Sono 4372 i prodotti agroalimentari italiani ottenuti secondo regole tradizionali antiche tramandate nel tempo che – precisa la Coldiretti – si aggiungono ai 164 prodotti a denominazione di origine Dop/Igp (oltre il 20 per cento del totale riconosciuto dall’Unione Europea) e ai 469 vini a denominazione di origine controllata (Doc), controllata e garantita (Docg) e a indicazione geografica tipica. Ad essere preferiti sono i vini, i formaggi, i salumi, gli oli di oliva e legumi, frutta secca ed altri prodotti con una netta impennata per i prodotti tipici del Natale come gli spumanti, le lenticchie, zamponi e cotechini la cui produzione viene assorbita quasi completamente durante le feste di fine anno. Molto diffusi sono gli omaggi raccolti nei tradizionali cesti di vimini dove si privilegiano prodotti a più lunga conservazione come i salumi più pregiati (dal Parma, al San Daniele, al Culatello di Zibello), cotechini o zamponi di Modena o soppressate calabresi. Tra i formaggi faranno bella mostra di sé il parmigiano reggiano, il grana padano e il pecorino sardo o altri formaggi tipici come i caciocavalli silani e il provolone. Molto apprezzato è l’olio extravergine d’oliva in suggestive bottiglie da 0,75 litri con etichette che garantiscono provenienze e metodi di lavorazione. Non mancheranno poi una miriade di confezioni in busta o sacchetto dove vengono offerti legumi come i fagioli (ricordiamo quelli di Lamon, di Sarconi e di Sorana), lenticchie (quelle del Castelluccio di Norcia) frutta secca (le pregiate nocciole di Giffoni o del Piemonte) e cereali (come il farro della Garfagnana) e il riso vialone nano veronese.

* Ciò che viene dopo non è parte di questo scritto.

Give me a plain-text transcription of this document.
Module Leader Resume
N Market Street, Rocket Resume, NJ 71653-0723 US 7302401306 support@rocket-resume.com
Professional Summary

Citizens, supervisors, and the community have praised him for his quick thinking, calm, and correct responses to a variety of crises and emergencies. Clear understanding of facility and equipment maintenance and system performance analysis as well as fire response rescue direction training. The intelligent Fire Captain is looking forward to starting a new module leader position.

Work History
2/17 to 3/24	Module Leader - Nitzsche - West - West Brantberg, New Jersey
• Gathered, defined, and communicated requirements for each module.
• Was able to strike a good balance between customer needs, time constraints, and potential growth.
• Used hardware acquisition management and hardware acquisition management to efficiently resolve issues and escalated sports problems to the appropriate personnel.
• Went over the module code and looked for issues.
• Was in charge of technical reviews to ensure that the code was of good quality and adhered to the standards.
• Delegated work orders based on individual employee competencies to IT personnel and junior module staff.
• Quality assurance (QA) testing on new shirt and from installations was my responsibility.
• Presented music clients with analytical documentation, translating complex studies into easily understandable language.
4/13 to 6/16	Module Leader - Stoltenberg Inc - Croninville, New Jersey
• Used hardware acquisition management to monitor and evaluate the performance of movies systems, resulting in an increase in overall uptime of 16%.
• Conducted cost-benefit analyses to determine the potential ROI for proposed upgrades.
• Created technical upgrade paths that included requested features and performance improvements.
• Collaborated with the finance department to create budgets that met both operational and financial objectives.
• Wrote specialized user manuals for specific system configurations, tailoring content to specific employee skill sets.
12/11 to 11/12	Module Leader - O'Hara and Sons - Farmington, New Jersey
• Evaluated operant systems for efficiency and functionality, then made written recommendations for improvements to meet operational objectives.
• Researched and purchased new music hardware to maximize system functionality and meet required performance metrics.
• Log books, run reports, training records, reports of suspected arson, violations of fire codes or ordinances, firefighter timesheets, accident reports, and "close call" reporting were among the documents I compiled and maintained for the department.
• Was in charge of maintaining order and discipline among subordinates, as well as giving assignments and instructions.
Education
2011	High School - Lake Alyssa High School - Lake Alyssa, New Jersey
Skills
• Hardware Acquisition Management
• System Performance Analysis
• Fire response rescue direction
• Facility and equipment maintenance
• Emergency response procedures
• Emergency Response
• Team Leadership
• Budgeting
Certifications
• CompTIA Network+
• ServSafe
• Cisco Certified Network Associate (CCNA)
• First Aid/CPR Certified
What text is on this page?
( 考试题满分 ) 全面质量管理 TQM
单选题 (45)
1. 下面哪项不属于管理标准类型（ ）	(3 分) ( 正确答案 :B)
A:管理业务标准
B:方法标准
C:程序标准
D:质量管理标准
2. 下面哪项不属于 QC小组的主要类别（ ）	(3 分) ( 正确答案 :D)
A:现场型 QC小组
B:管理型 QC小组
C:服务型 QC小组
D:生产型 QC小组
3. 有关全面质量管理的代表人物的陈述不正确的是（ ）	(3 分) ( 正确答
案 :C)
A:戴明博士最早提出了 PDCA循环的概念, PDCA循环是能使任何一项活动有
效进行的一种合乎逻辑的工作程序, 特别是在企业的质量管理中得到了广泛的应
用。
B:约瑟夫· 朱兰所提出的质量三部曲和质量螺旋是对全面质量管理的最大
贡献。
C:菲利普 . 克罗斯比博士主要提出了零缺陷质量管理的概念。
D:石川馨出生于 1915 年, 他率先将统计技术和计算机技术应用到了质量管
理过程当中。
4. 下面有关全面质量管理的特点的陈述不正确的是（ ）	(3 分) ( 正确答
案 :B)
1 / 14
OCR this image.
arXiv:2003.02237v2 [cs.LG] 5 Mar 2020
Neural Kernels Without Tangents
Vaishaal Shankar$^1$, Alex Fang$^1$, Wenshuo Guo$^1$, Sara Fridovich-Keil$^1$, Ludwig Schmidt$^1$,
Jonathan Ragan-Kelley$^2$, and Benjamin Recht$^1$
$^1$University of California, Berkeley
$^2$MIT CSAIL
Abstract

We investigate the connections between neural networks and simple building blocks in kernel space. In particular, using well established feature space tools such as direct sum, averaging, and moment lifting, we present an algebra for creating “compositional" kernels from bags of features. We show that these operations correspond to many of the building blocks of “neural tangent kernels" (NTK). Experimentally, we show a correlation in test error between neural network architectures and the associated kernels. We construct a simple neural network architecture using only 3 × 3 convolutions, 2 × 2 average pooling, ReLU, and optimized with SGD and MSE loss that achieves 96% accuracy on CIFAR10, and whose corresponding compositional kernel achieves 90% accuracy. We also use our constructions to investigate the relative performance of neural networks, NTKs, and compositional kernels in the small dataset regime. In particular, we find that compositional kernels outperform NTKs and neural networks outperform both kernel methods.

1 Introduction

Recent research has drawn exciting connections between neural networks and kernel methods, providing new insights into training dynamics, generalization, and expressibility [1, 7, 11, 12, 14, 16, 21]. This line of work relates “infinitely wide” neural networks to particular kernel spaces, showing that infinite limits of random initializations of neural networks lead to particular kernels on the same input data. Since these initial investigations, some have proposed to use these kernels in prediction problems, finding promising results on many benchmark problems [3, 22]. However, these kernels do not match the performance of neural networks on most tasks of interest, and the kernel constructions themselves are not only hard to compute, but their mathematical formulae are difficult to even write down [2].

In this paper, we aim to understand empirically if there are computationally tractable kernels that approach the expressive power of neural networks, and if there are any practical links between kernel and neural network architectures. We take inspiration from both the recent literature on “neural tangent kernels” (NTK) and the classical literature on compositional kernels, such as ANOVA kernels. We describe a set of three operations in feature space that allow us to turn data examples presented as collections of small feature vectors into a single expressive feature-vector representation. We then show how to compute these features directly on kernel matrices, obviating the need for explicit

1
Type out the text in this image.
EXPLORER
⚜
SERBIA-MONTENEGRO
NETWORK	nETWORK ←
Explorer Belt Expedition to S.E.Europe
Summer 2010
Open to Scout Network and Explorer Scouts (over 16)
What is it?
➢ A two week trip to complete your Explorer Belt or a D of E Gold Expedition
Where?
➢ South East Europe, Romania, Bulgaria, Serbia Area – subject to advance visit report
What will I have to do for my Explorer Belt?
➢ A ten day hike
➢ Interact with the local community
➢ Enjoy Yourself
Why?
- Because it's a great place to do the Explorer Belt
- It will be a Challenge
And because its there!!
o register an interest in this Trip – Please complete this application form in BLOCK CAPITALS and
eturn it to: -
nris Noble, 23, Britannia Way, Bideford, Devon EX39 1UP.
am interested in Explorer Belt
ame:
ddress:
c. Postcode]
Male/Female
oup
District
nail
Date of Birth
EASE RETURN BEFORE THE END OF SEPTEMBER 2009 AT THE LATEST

Per rispettare la tradizione senza cadere nelle trappole del mercato, il modo migliore è di acquistare prodotti tipici direttamente nelle aziende agricole nelle zone di produzione dove peraltro spesso durante il periodo natalizio sono previste iniziative con mercatini per far conoscere direttamente le caratteristiche e i metodi di produzione ed è anche possibile fare a prezzi più convenienti.
Delle 48.650 imprese agricole nazionali che svolgono attività di vendita diretta dei propri prodotti quasi una su quattro (23,8 per cento) – conclude la Coldiretti – partecipa a mercati e fiere locali sopratutto in occasione delle festività come il Natale.